Nowadays the field of data science is experiencing growth. There is a demand, for individuals who...
Nowadays the field of data science is experiencing growth. There is a demand, for individuals who possess the ability to extract insights from data especially as the amount of data continues to increase at an exponential rate. In the field of data science professionals use programming languages to collect, analyze and visually present data. If you aspire to build a career in this domain having knowledge of these programming languages will definitely provide you with an advantage, over professionals.

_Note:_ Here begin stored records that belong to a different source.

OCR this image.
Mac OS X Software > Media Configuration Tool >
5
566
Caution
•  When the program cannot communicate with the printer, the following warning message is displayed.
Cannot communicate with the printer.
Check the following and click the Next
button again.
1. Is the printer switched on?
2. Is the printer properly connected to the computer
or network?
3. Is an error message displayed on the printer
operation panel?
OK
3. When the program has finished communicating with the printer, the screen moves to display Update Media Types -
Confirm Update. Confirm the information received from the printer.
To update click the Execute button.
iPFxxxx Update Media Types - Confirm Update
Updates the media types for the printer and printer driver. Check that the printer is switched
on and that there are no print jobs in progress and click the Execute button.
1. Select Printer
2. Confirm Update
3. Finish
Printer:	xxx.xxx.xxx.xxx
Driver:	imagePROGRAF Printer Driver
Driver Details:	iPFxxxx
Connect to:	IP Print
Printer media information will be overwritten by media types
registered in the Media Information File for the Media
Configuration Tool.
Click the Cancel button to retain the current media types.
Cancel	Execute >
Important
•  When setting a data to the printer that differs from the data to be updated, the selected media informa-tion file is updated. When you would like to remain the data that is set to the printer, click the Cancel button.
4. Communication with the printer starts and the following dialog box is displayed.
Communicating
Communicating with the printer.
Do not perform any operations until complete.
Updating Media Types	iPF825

In this guide we will present an overview of the six programming languages that data scientists should prioritize learning in 2024. We will delve into the purposes and strengths of each language well as their advantages and disadvantages. Lets begin.
First on our list is Python. Considered the top language for general purpose data science, Python is widely-used in the field. This interprested, high-level programming language allows data scientists to develop and prototype applications quickly.
Key Capabilities
Some of the key things Python is used for in data science include:
Pros
Cons
As you can see, Python provides an excellent foundation for doing all sorts of data science work. It’s versatility and ease-of-use makes it our #1 recommendation for beginners to tackle first.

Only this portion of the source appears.